Welcome back to our Breaking Down the Block in Blockchain series, crypto fiend. If you haven’t read part one, I encourage you to get up to speed before diving into the slightly more advanced world of crypto terminology. In this post, we’ll explain nine more terms you should know if you suddenly find yourself in a crowd full of blockchain enthusiasts.
Because the 2 million apps in the App Store just aren’t enough. Enter dApps.
dApps (decentralized applications) refer to the applications built on a blockchain network that can hold a limitless number of participants. dApps are open sourced, decentralized, incentivized and show proof of value. Bitcoin, in fact, is the first dApp to launch. Right now there are over 1,000 dApps on the Ethereum network.
Self-running organizations: We don’t need no man.

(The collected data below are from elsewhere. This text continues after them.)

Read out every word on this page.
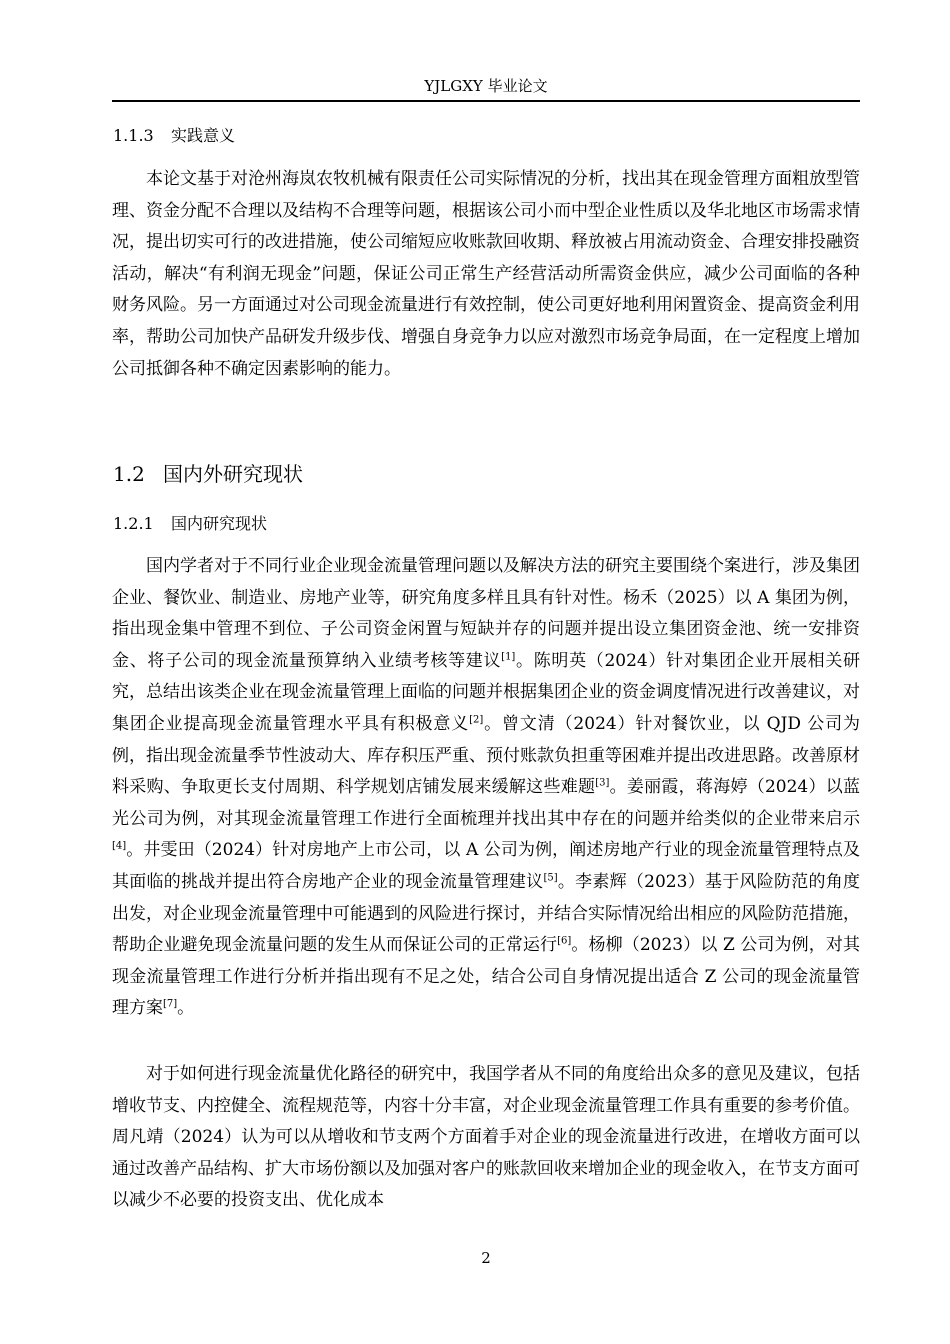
YJLGXY 毕业论文
1.1.3 实践意义

本论文基于对沧州海岚农牧机械有限责任公司实际情况的分析，找出其在现金管理方面粗放型管理、资金分配不合理以及结构不合理等问题，根据该公司小而中型企业性质以及华北地区市场需求情况，提出切实可行的改进措施，使公司缩短应收账款回收期、释放被占用流动资金、合理安排投融资活动，解决“有利润无现金”问题，保证公司正常生产经营活动所需资金供应，减少公司面临的各种财务风险。另一方面通过对公司现金流量进行有效控制，使公司更好地利用闲置资金、提高资金利用率，帮助公司加快产品研发升级步伐、增强自身竞争力以应对激烈市场竞争局面，在一定程度上增加公司抵御各种不确定因素影响的能力。

1.2 国内外研究现状
1.2.1 国内研究现状

国内学者对于不同行业企业现金流量管理问题以及解决方法的研究主要围绕个案进行，涉及集团企业、餐饮业、制造业、房地产业等，研究角度多样且具有针对性。杨禾（2025）以 A 集团为例，指出现金集中管理不到位、子公司资金闲置与短缺并存的问题并提出设立集团资金池、统一安排资金、将子公司的现金流量预算纳入业绩考核等建议[1]。陈明英（2024）针对集团企业开展相关研究，总结出该类企业在现金流量管理上面临的问题并根据集团企业的资金调度情况进行改善建议，对集团企业提高现金流量管理水平具有积极意义[2]。曾文清（2024）针对餐饮业，以 QJD 公司为例，指出现金流量季节性波动大、库存积压严重、预付账款负担重等困难并提出改进思路。改善原材料采购、争取更长支付周期、科学规划店铺发展来缓解这些难题[3]。姜丽霞，蒋海婷（2024）以蓝光公司为例，对其现金流量管理工作进行全面梳理并找出其中存在的问题并给类似的企业带来启示[4]。井雯田（2024）针对房地产上市公司，以 A 公司为例，阐述房地产行业的现金流量管理特点及其面临的挑战并提出符合房地产企业的现金流量管理建议[5]。李素辉（2023）基于风险防范的角度出发，对企业现金流量管理中可能遇到的风险进行探讨，并结合实际情况给出相应的风险防范措施，帮助企业避免现金流量问题的发生从而保证公司的正常运行[6]。杨柳（2023）以 Z 公司为例，对其现金流量管理工作进行分析并指出现有不足之处，结合公司自身情况提出适合 Z 公司的现金流量管理方案[7]。

对于如何进行现金流量优化路径的研究中，我国学者从不同的角度给出众多的意见及建议，包括增收节支、内控健全、流程规范等，内容十分丰富，对企业现金流量管理工作具有重要的参考价值。周凡靖（2024）认为可以从增收和节支两个方面着手对企业的现金流量进行改进，在增收方面可以通过改善产品结构、扩大市场份额以及加强对客户的账款回收来增加企业的现金收入，在节支方面可以减少不必要的投资支出、优化成本

2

DAOs (decentralized autonomous organizations) are organizations that run autonomously on smart contracts and abide by the rules set by a decentralized consensus. This means the organization makes all decisions electronically, through written code or by a vote of its members. All cryptocurrencies that use public blockchains are DAOs.
3. Smart Contracts
A transactional lawyer’s best friend.
Smart contracts help exchange anything of value (money, property, shares) in a fast, easy, and secure way. Smart contracts are programmed and stored on the blockchain with all of the terms set in an agreement between two or more people. When conditions in the contract are met, the smart contract automatically executes the action(s) required.
4. Private Key
Like the key to your mailbox.
Cryptocurrency participants are given both a public address and a private key to send and receive tokens. The public address is where tokens are deposited and the private key is what enables users to withdraw the tokens from the blockchain. A private key is especially hard to steal because it is made up of 51 unique alphanumeric characters.
5. Public Address
And the actual mailbox.
A public address is a long string of alphanumeric characters that represent the location from which you can receive, send or hold your digital currency.
6. Cryptocurrency Wallet
The one wallet you won’t lose and later find in the fridge next to last night’s chicken dinner.
A cryptocurrency wallet stores the private key of a user. It enables the user to send and receive digital currency and monitor transactions and balances.
When Bitcoin is the only cryptocurrency on the A-list and everyone else is on the B-list.
An altcoin is the name given to any digital currency that is not Bitcoin.
8. Block Height
It’s not about how tall a block is, but how long the chain is.
The height of a block is the number of blocks that separate the chain from the genesis block.
Like a constitutional amendment, but for blockchain.
A fork is when a development team creates and inserts substantial changes into the current version of the blockchain. The success of the fork is determined by the height of its blocks. Forks most commonly come into play when a new set of consensus rules are established.